All of the items on display were repatriated over the past two-and-a-half years from England, Belgium, Italy and the United States, said Mohammad Hassan Talebian, deputy head of the Cultural Heritage, Handicrafts and Tourism Organisation of Iran.
He credits the improved relations between Tehran and the West in the wake of the landmark 2015 nuclear deal for helping make the process possible.
"The atmosphere after the nuclear deal was very important," Mr Talebian said.
"It made it easy to bring back all these objects home."
The special exhibit, which opened on Monday in Tehran's National Museum, displays 558 different artefacts.
They include hunting tools and stitching needles from the Iron Age and a pair of necklaces dating back more than 2,000 years to the Achaemenid Empire founded by Cyrus the Great - the high point of the Persian rule.
Among the oldest items on display are dozens of clay bowls, jugs and engraved coins dating back 3,500 years and formerly housed in the University of Chicago's famed Oriental Institute.
Iran and the US have not had diplomatic relations since 1979, when Iranian students stormed the American embassy and took 52 Americans hostage for 444 days.
The 2015 deal between Tehran and world powers put limits on Iran's nuclear programme in exchange for the lifting of international economic sanctions.
However, the brief thaw in Iranian-American relations may be short-lived.

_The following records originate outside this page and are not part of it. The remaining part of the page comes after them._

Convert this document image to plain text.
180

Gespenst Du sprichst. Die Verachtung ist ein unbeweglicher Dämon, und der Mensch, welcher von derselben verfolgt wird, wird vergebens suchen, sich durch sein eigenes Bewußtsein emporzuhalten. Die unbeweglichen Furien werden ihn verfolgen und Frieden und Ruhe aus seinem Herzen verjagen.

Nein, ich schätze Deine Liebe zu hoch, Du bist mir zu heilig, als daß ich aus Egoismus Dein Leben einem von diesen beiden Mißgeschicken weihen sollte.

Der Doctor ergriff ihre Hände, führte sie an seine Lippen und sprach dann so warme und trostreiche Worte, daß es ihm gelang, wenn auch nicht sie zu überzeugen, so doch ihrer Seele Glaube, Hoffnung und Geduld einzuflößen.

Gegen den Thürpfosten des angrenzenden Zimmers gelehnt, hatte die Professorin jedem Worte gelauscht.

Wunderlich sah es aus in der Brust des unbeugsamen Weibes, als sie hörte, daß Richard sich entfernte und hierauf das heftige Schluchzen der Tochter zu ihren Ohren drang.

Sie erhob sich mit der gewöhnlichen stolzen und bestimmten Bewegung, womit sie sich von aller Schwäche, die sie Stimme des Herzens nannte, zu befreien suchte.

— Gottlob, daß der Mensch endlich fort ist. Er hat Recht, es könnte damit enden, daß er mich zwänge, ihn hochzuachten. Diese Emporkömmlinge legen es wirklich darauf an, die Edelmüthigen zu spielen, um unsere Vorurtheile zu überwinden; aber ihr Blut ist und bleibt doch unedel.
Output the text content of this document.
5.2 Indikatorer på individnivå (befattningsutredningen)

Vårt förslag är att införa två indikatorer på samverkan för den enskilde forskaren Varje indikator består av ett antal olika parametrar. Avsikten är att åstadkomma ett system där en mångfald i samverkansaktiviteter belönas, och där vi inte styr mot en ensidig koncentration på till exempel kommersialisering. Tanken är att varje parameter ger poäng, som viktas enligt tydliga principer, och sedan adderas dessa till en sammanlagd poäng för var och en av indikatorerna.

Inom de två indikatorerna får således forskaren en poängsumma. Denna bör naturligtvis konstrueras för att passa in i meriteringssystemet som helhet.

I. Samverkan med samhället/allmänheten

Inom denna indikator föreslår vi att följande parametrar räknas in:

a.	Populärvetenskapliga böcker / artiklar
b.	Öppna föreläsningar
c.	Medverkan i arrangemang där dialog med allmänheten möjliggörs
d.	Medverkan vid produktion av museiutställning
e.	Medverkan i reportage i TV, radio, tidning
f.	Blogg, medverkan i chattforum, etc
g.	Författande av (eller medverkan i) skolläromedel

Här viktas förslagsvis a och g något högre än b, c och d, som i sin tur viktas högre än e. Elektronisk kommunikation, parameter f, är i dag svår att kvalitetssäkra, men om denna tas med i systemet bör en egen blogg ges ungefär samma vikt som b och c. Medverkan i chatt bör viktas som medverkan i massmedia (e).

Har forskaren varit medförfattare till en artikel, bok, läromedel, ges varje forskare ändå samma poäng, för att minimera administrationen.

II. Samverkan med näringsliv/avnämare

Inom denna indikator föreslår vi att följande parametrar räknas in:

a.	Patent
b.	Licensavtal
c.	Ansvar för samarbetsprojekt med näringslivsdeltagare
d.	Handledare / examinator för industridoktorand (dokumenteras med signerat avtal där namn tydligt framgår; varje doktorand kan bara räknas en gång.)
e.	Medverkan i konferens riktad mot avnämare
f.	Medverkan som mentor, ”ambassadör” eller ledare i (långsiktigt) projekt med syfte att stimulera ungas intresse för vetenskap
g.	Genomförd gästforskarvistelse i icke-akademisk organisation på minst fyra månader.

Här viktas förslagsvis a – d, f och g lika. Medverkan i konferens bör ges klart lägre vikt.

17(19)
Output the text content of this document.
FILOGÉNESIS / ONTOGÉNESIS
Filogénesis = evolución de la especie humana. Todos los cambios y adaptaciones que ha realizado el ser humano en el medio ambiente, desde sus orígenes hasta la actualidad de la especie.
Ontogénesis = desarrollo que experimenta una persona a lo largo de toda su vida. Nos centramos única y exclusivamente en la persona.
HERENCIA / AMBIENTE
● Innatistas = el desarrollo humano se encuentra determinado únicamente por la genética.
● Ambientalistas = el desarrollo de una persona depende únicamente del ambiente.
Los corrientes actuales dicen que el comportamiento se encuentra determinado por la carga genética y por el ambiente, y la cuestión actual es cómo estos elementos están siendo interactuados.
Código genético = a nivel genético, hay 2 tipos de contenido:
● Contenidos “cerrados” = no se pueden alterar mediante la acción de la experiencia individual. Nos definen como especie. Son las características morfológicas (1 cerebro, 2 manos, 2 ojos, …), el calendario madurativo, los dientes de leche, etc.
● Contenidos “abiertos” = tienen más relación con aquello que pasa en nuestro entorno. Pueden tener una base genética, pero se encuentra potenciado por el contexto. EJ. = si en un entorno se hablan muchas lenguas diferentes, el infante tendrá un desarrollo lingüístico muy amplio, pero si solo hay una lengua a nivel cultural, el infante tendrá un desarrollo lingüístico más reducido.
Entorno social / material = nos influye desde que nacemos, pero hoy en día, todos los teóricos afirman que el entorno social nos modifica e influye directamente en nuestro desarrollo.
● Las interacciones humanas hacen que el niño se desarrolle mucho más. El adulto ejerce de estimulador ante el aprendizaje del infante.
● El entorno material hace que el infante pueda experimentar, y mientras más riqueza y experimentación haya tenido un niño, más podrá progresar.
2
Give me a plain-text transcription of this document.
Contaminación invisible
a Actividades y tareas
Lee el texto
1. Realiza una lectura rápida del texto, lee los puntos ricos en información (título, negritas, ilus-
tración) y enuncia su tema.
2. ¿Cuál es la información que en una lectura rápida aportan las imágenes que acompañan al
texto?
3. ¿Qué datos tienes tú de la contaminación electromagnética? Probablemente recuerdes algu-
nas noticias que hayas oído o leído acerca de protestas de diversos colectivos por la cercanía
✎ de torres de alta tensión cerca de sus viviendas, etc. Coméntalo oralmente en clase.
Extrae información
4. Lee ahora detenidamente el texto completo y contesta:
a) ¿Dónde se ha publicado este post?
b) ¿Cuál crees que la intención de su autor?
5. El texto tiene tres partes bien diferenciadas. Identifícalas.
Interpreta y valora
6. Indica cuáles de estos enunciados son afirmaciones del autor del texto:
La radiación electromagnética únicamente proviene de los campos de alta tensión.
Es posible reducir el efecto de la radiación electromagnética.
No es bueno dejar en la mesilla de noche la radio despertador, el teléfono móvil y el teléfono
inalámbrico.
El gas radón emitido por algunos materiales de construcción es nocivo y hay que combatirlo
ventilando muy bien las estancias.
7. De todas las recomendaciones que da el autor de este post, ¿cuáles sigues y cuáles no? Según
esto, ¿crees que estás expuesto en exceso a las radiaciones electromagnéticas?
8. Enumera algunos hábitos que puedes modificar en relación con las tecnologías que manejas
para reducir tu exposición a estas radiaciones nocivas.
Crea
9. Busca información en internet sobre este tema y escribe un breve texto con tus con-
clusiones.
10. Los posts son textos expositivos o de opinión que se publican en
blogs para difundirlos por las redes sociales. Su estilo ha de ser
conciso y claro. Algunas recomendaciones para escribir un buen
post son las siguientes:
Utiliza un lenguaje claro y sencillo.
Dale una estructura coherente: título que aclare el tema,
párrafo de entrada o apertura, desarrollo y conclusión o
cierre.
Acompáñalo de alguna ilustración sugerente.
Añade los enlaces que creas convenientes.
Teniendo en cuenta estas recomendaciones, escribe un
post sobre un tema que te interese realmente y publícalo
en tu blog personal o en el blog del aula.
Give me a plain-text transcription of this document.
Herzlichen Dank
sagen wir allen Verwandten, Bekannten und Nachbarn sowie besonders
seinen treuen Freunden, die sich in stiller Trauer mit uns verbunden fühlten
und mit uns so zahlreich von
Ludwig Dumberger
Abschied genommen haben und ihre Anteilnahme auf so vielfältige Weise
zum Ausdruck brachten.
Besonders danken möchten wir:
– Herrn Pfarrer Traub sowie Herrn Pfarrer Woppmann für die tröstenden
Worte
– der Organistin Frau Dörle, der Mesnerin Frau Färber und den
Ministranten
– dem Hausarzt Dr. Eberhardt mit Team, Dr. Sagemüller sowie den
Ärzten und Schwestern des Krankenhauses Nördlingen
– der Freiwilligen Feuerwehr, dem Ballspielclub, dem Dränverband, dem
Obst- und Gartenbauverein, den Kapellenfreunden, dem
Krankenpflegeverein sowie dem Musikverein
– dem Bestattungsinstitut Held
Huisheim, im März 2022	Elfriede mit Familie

New US president Donald Trump has heavily criticised the deal and has already engaged in a war of words with Iran's leadership and put Tehran "on notice" over a recent ballistic missile test.
The items from the University of Chicago had previously been displayed on their own in May 2016, but this is the first time that all of the items repatriated from these four countries have been displayed together.
Myriam Rahgoshay, an arts enthusiast, said that the return of these and thousands of other historic artefacts still overseas is a key boost to Iranian national identity.
"This is a source of great pride and pleasure, because our identity, which is subject to disintegration, is becoming whole again," she said.